Presidente do PCdoB no RS debate local cenários para disputa eleitoral
Publicado em 16/08/2019

Política

Foto: João A. M. Filho

Partido quer trabalhar com 25 candidatos a vereador no próximo ano

O presidente do PCdoB no Rio Grande do Sul, o ex-deputado estadual, Juliano Roso, visitou a redação do jornal Folha do Sul, ontem, acompanhado do presidente do partido em Bagé, Sandro Lehmann e do secretário do diretório Jorge de Paula. Roso está cumprindo agenda no interior do Rio Grande do Sul. Conforme ele, Bagé é uma das referências no partido, em especial para o próximo pleito que definirá prefeito e vereadores.
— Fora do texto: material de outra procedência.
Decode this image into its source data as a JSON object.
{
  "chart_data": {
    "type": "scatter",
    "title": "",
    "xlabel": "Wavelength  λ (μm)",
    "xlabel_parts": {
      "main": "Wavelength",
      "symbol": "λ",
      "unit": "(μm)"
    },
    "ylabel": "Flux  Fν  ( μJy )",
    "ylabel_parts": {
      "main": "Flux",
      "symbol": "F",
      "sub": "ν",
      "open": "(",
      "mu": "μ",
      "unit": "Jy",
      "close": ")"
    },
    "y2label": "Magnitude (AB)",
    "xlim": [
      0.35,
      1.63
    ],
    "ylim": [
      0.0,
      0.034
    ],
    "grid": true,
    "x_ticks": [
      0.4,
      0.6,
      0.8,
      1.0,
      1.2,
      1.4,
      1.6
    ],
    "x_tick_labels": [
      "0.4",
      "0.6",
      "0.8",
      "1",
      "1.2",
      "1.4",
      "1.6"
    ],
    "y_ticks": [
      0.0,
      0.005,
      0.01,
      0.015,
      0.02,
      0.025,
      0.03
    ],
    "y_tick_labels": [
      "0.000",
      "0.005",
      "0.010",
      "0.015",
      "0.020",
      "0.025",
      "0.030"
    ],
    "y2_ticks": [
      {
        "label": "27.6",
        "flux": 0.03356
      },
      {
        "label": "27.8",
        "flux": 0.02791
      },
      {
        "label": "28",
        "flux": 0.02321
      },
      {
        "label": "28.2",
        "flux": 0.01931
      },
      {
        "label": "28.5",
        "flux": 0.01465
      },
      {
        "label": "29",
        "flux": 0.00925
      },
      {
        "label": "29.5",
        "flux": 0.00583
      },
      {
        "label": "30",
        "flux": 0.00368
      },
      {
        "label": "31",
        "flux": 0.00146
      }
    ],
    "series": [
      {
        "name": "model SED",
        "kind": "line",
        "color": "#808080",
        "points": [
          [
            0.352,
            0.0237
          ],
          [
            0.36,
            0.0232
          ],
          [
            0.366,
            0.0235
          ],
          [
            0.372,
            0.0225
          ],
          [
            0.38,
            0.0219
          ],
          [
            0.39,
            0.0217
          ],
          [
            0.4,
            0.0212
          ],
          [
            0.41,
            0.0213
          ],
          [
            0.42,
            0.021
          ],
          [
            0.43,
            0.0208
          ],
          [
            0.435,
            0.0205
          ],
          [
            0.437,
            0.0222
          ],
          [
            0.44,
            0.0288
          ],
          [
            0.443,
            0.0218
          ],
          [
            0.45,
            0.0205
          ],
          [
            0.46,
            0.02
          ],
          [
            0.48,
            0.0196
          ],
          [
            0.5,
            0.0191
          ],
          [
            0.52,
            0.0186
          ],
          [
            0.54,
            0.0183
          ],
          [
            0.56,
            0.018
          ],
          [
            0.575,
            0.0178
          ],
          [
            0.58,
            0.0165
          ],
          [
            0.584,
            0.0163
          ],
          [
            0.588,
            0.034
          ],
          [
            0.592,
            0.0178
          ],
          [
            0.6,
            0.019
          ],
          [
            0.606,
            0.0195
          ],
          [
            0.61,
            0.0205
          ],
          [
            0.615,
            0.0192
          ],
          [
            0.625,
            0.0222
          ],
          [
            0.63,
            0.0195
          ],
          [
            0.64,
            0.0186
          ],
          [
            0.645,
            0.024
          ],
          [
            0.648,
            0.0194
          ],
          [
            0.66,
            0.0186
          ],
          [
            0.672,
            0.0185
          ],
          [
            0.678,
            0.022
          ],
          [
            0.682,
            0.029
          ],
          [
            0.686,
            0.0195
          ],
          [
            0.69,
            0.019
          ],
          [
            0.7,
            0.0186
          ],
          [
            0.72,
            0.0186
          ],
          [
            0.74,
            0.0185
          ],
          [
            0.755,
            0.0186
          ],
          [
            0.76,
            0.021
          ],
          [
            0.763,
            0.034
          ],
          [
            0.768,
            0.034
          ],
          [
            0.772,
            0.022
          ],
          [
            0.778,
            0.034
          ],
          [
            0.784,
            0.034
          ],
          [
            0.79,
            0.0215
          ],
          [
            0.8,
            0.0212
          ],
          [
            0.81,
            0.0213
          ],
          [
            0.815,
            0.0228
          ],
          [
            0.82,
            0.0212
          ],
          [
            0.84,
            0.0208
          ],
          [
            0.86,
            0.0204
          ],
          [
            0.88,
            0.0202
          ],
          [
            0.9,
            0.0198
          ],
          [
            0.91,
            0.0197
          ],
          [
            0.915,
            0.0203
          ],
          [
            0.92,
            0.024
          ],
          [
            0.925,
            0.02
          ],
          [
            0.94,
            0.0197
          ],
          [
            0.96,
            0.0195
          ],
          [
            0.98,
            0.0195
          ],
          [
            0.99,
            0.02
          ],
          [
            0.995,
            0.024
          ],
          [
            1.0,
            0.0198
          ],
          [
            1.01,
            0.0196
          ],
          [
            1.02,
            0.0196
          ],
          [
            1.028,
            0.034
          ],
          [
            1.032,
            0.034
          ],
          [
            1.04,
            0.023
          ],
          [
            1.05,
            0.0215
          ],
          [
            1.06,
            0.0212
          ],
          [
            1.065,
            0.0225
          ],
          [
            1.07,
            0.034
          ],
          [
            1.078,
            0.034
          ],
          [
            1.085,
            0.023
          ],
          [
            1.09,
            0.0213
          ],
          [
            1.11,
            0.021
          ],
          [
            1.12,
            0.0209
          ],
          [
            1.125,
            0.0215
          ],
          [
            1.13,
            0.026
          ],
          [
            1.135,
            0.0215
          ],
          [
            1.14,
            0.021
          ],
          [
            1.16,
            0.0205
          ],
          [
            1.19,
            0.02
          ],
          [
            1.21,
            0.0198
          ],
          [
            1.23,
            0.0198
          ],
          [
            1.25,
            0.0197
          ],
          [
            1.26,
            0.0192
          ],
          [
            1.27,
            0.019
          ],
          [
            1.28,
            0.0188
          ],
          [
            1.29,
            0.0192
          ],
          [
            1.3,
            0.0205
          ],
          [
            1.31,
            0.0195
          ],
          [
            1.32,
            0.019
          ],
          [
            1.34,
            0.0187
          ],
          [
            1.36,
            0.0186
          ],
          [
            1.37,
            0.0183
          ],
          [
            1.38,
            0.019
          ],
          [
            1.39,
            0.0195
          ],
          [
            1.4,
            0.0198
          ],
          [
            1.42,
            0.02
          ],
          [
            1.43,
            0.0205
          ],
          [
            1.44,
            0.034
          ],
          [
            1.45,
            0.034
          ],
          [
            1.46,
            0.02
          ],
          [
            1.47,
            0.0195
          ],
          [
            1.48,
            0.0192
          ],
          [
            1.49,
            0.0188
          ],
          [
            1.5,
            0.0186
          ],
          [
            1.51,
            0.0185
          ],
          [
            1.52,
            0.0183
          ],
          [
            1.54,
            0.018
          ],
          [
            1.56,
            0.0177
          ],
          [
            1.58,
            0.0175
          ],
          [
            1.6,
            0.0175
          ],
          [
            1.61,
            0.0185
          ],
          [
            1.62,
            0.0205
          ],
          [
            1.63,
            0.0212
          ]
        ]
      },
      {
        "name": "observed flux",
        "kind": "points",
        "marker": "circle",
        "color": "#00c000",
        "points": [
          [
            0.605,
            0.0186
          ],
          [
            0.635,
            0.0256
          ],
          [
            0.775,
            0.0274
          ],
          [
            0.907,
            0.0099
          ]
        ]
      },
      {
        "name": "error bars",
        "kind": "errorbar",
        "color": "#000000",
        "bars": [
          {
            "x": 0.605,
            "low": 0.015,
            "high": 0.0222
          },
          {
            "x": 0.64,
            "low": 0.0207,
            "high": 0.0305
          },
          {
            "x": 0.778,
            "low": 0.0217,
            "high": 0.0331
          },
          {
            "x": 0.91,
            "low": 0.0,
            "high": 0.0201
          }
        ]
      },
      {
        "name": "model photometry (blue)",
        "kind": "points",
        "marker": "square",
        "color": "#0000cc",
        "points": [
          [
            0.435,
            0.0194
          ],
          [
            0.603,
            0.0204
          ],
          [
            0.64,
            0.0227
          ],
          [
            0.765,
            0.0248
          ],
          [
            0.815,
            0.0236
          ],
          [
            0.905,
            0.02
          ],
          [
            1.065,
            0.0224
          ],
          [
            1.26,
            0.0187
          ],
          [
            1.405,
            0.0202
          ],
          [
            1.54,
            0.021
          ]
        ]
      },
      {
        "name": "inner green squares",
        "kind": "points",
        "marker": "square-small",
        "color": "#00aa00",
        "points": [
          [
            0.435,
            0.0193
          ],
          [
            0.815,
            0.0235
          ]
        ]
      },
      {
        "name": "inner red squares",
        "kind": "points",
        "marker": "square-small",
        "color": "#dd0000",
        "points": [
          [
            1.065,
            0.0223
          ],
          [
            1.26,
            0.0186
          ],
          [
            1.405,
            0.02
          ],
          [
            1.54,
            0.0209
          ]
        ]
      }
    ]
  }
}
O ex-deputado destaca que a proposta pelas reuniões feitas no interior é o de discutir uma união de centro esquerda nas cidades. “Achamos que está na hora da centro esquerda se mobilizar visto que o país vive sob um governo fascista e desqualificado. Temos que unir as forças políticas nas cidades e, nelas, discutir, principalmente, a recuperação do emprego. Visto os milhões que estão sem emprego, ou trabalhando sem carteira de trabalho ou nem procuram mais ocupações no mercado. Acredito que os planos de governo nas cidades têm que tratarem disso; não se pode esperar apenas pela solução vindo do governo federal”, enfatiza Roso.

Próximas eleições

Ele também reitera que a prioridade do partido é o de fechar a nonimata de vereadores para a próxima eleição. “Estamos trabalhando para ter a chapa completa com 25 candidatos e estamos com esse movimento para que tenhamos esse número em 2020 aqui em Bagé”, detalha o presidente da legenda. Ele conta que no Estado o partido está discutindo com os presidentes  do PT, PDT, PSB e Psol para as candidaturas municipais do próximo ano. “Se tivermos a inteligência  e, olharmos a realidade e o contexto de cada cidade, de um total de 46, que identificamos como estratégicas,  poderemos acumular uma força muito grande para as disputas de 2022 e estou muito otimista para os próximos pleitos”, avalia o dirigente partidário.

Avaliação do governo do Estado

Sobre a gestão de Eduardo Leite, Juliano Roso, enxerga que o governador apresenta uma capacidade maior de aplicar a mesma política do governo Sartori, porém com mais força, visto que em seis meses ele já conseguiu a aprovação para a venda de estatais como a CEEE, CRM e Sulgás. “É um equívoco porque o Brito (ex-governador Antônio Britto) já fez esse mesmo processo e não resolveu o problema do Estado. No máximo ele conseguirá ganhar um fôlego para a gestão dele, para tentar uma reeleição, mas acredito que essa decisão empobrecerá o Rio Grande do Sul a médio prazo. Ele tem alguns méritos, como o de se posicionar pela democracia em um cenário nacional de um governo contrário a isso, como é o de Jair Bolsonaro, então isso é um posicionamento positivo, porém é um grande equívoco tomar essa atitude de se desfazer do patrimônio público do Estado”, ressalta Roso.